Following on your posting, I downloaded an opened Mellel. Immediately, I have to say this ... Meh. What gives? When you want to play around with a word processor-like UI to write a PhD, why not just use Pages or Word or NeoOffice?
To be rather blunt then (as if the above was not), my immediate impression is that Mellel is just another WYSIWG GUI word processor like Word, only with its own UI configurations. When it comes to writing content in the most efficient way possible, at some point, the bells and whistles put in front of you with such tools will just get in your way. I have seen it happen all too well and far too often.
At this point in your writing career, with what you have before you, I strongly encourage you to change gears. Focus first and foremost to find tools that help you first put content down in the fastest way possible. Leave the document management to a later point. Learn to write ideas fast and well, then learn to "make your final document pretty".
In this regards, eve after a short test run, my surprising impression is, Manuscripts is going to do very well at "getting content down quickly while staying out of your way". It is going to offer a place to focus on content first, then layout next.
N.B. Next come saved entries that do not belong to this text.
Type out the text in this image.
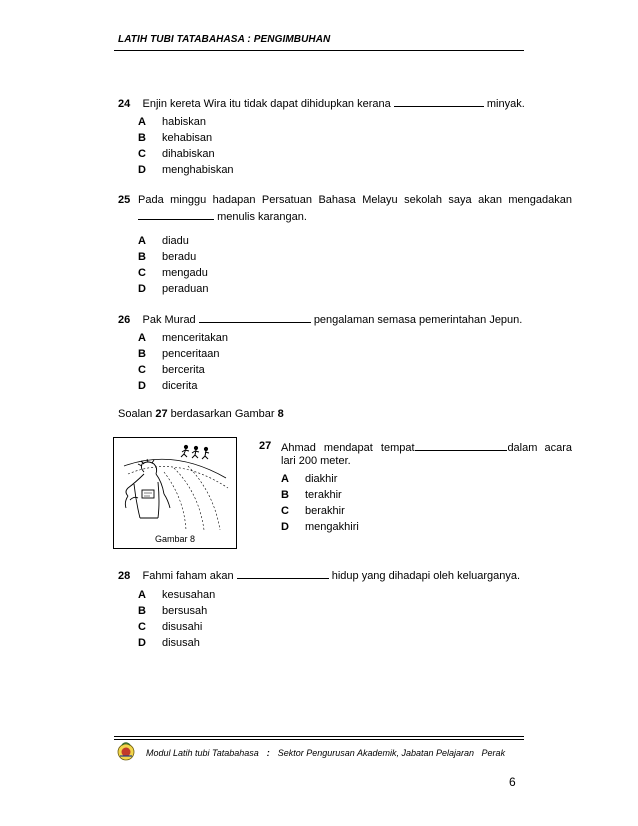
LATIH TUBI TATABAHASA : PENGIMBUHAN
24 Enjin kereta Wira itu tidak dapat dihidupkan kerana	minyak.
A habiskan
B kehabisan
C dihabiskan
D menghabiskan
25 Pada minggu hadapan Persatuan Bahasa Melayu sekolah saya akan mengadakan
menulis karangan.
A diadu
B beradu
C mengadu
D peraduan
26 Pak Murad	pengalaman semasa pemerintahan Jepun.
A menceritakan
B penceritaan
C bercerita
D dicerita
Soalan 27 berdasarkan Gambar 8
Gambar 8
27 Ahmad mendapat tempat	dalam acara
lari 200 meter.
A diakhir
B terakhir
C berakhir
D mengakhiri
28 Fahmi faham akan	hidup yang dihadapi oleh keluarganya.
A kesusahan
B bersusah
C disusahi
D disusah
Modul Latih tubi Tatabahasa : Sektor Pengurusan Akademik, Jabatan Pelajaran   Perak
6
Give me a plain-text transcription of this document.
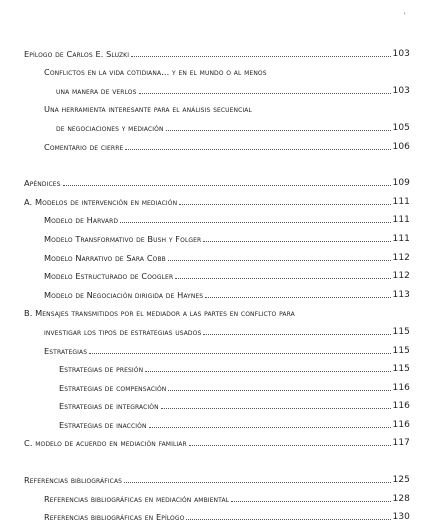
'
Epílogo de Carlos E. Sluzki	103
Conflictos en la vida cotidiana... y en el mundo o al menos
una manera de verlos	103
Una herramienta interesante para el análisis secuencial
de negociaciones y mediación	105
Comentario de cierre	106
Apéndices	109
A. Modelos de intervención en mediación	111
Modelo de Harvard	111
Modelo Transformativo de Bush y Folger	111
Modelo Narrativo de Sara Cobb	112
Modelo Estructurado de Coogler	112
Modelo de Negociación dirigida de Haynes	113
B. Mensajes transmitidos por el mediador a las partes en conflicto para
investigar los tipos de estrategias usados	115
Estrategias	115
Estrategias de presión	115
Estrategias de compensación	116
Estrategias de integración	116
Estrategias de inacción	116
C. modelo de acuerdo en mediación familiar	117
Referencias bibliográficas	125
Referencias bibliográficas en mediación ambiental	128
Referencias bibliográficas en Epílogo	130
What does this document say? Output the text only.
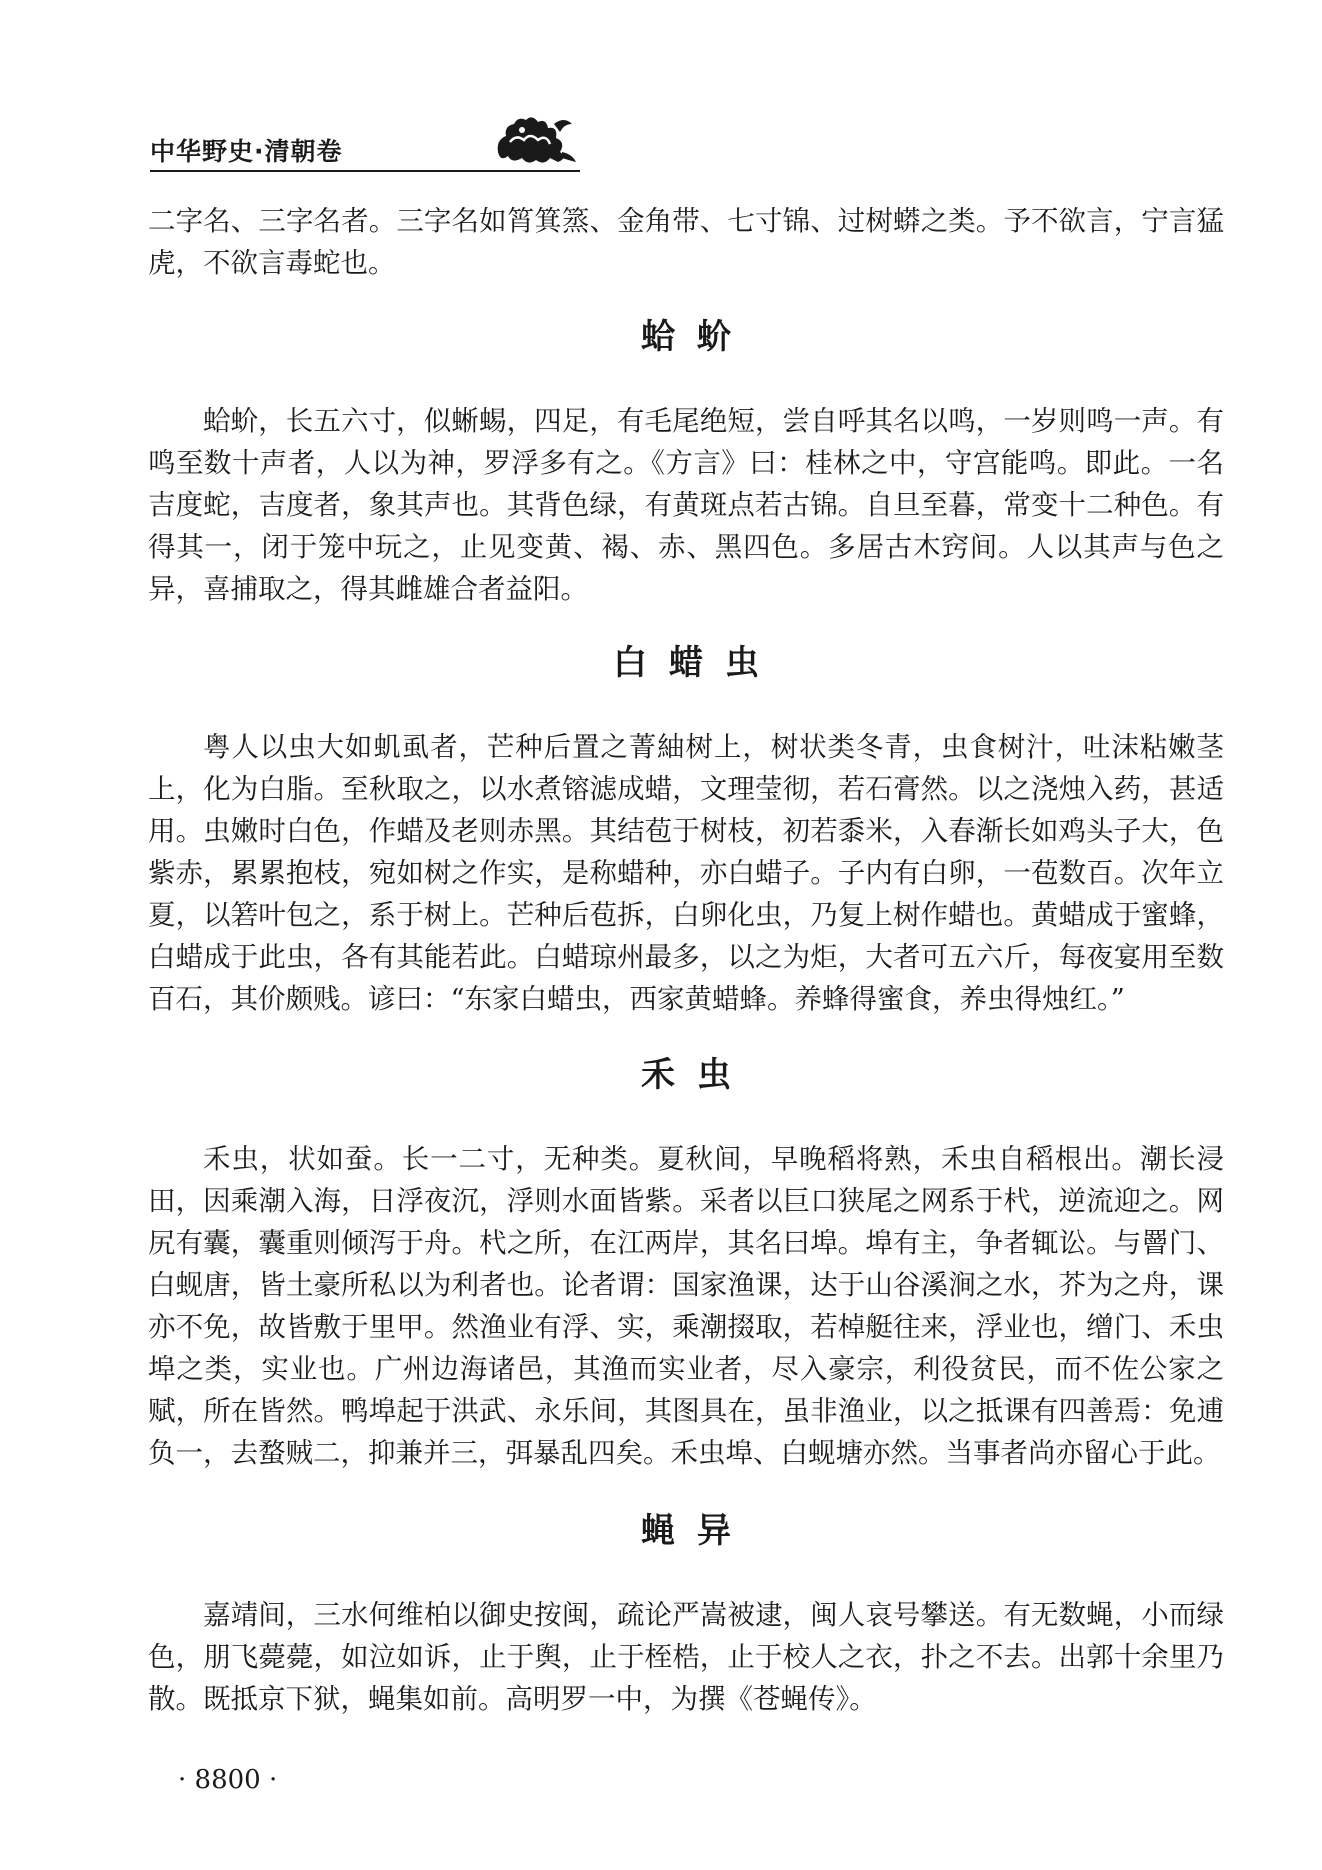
中华野史·清朝卷

二字名、三字名者。三字名如筲箕篜、金角带、七寸锦、过树蟒之类。予不欲言，宁言猛虎，不欲言毒蛇也。

蛤蚧

蛤蚧，长五六寸，似蜥蜴，四足，有毛尾绝短，尝自呼其名以鸣，一岁则鸣一声。有鸣至数十声者，人以为神，罗浮多有之。《方言》曰：桂林之中，守宫能鸣。即此。一名吉度蛇，吉度者，象其声也。其背色绿，有黄斑点若古锦。自旦至暮，常变十二种色。有得其一，闭于笼中玩之，止见变黄、褐、赤、黑四色。多居古木窍间。人以其声与色之异，喜捕取之，得其雌雄合者益阳。

白蜡虫

粤人以虫大如虮虱者，芒种后置之菁紬树上，树状类冬青，虫食树汁，吐沫粘嫩茎上，化为白脂。至秋取之，以水煮镕滤成蜡，文理莹彻，若石膏然。以之浇烛入药，甚适用。虫嫩时白色，作蜡及老则赤黑。其结苞于树枝，初若黍米，入春渐长如鸡头子大，色紫赤，累累抱枝，宛如树之作实，是称蜡种，亦白蜡子。子内有白卵，一苞数百。次年立夏，以箬叶包之，系于树上。芒种后苞拆，白卵化虫，乃复上树作蜡也。黄蜡成于蜜蜂，白蜡成于此虫，各有其能若此。白蜡琼州最多，以之为炬，大者可五六斤，每夜宴用至数百石，其价颇贱。谚曰：“东家白蜡虫，西家黄蜡蜂。养蜂得蜜食，养虫得烛红。”

禾虫

禾虫，状如蚕。长一二寸，无种类。夏秋间，早晚稻将熟，禾虫自稻根出。潮长浸田，因乘潮入海，日浮夜沉，浮则水面皆紫。采者以巨口狭尾之网系于杙，逆流迎之。网尻有囊，囊重则倾泻于舟。杙之所，在江两岸，其名曰埠。埠有主，争者辄讼。与罾门、白蚬唐，皆土豪所私以为利者也。论者谓：国家渔课，达于山谷溪涧之水，芥为之舟，课亦不免，故皆敷于里甲。然渔业有浮、实，乘潮掇取，若棹艇往来，浮业也，缯门、禾虫埠之类，实业也。广州边海诸邑，其渔而实业者，尽入豪宗，利役贫民，而不佐公家之赋，所在皆然。鸭埠起于洪武、永乐间，其图具在，虽非渔业，以之抵课有四善焉：免逋负一，去蝥贼二，抑兼并三，弭暴乱四矣。禾虫埠、白蚬塘亦然。当事者尚亦留心于此。

蝇异

嘉靖间，三水何维柏以御史按闽，疏论严嵩被逮，闽人哀号攀送。有无数蝇，小而绿色，朋飞薨薨，如泣如诉，止于舆，止于桎梏，止于校人之衣，扑之不去。出郭十余里乃散。既抵京下狱，蝇集如前。高明罗一中，为撰《苍蝇传》。

· 8800 ·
The only other competitor that I can truly see of equal caliber is Ulysses.
As far as citation managers, I might also recommend a different approach. Find something first and foremost that you immediately grasp as a solid database for your citations. It should allow you to tag, filter, and sort cleanly.. It should be intuitive to handle and less about "bells and whistles". Then, find a way to make that citation manager work with your workflow to create your document. Bookends looks good. So does Papers. So does Mendeley (the tool I use). Perhaps so does EndNote for that matter. My point is, any one of these tools exports a database content and/or has a way to "link" citations to your "word processor".
Finally, as far as having a good tool for layout management AFTER you generate your content, nothing beats LaTeX. It is free. You may bulk trying to use it for whatever reason. But ... it is absolutely the best.
I might also throw your words back at you. You wish for a product where you can "entrust your work". I've been using LaTeX for over 30 years starting well before when WYSIWYG was even invented. I can likely open my old journal articles from back then (if I could ever find them), compile them, and viola ... be back in business (well, except for the EPS -> PDF conversion step of the figures). So ... do you really "trust" that you will be able to open your Mellel document in 30 years?
This is not to say that Manuscripts does not have some of the other problems that you mentioned. I've noted some of my own already elsewhere. This is to say, your lament that Manuscripts won't do what you need is misplaced. I think you don't yet know what you really need. Also, your outcry that Manuscripts is an app that we might not be able to entrust with our work shows a bit more the extent of what you possibly do not know about how to evaluate this criteria properly in the first place.